Personalizar a los grupos humanos es tan frecuente como personalizar a la economía, el mercado o la justicia. En estos últimos casos, la operación se realiza para esconder la agencia de grandes operadores del mundo de la producción, de las finanzas o de los entresijos menos impolutos del poder judicial. Es decir, para invisibilizar a los agentes concretos –personas físicas o jurídicas, como las corporaciones–.

Algunas totalizaciones son un obstáculo a la hora de producir conocimiento, sí. Pero fuera del estrecho ámbito de la producción de conocimiento su uso es tan inevitable como necesario. No existe un monopolio sobre el uso de abstracciones y metáforas, mucho menos cuando otros monopolios –fácticamente existentes– impiden discutir desde plataformas con potencias equivalentes.

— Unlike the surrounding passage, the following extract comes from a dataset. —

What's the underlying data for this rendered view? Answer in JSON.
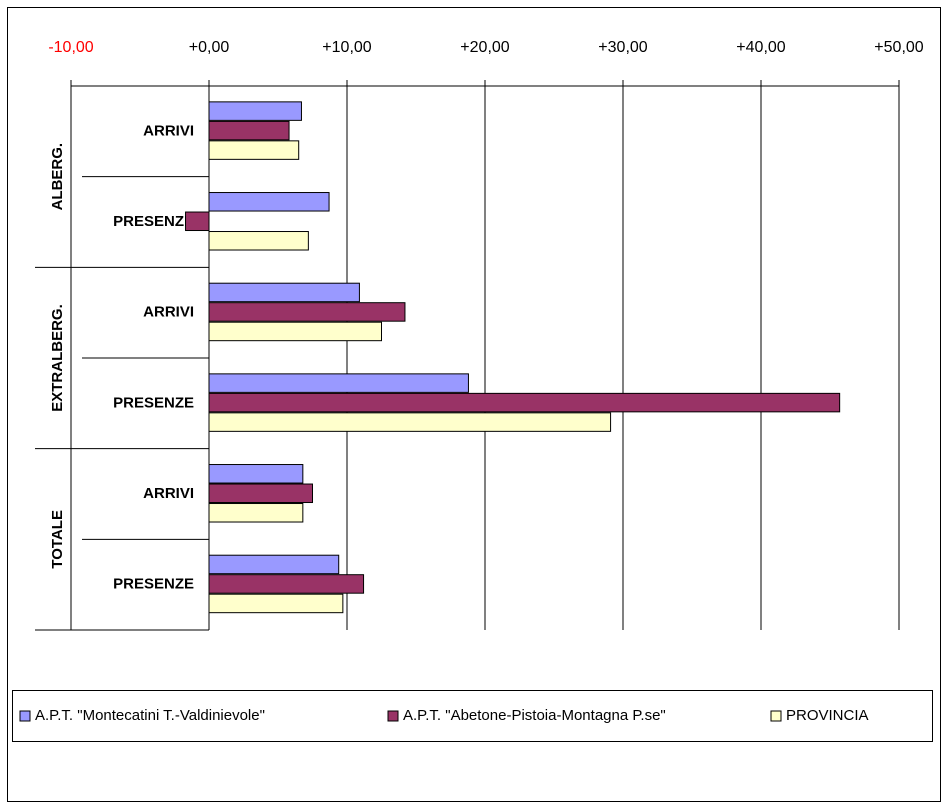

Por último, el temor que subyace en la nota que comento –nunca expresado– no es otro que el temor a un derivado de la categoría pueblo, al populismo. Un fantasma varias veces agitado en nombre del cual se hicieron generalizaciones exageradas y se tomaron decisiones criminales que, por presentes y dolorosas, no hace falta recordar.

 

 


(1) José Carlos Chiaramonte, Los usos políticos de la historia. Lenguajes de clases y revisionismo histórico, Sudamericana, 2013.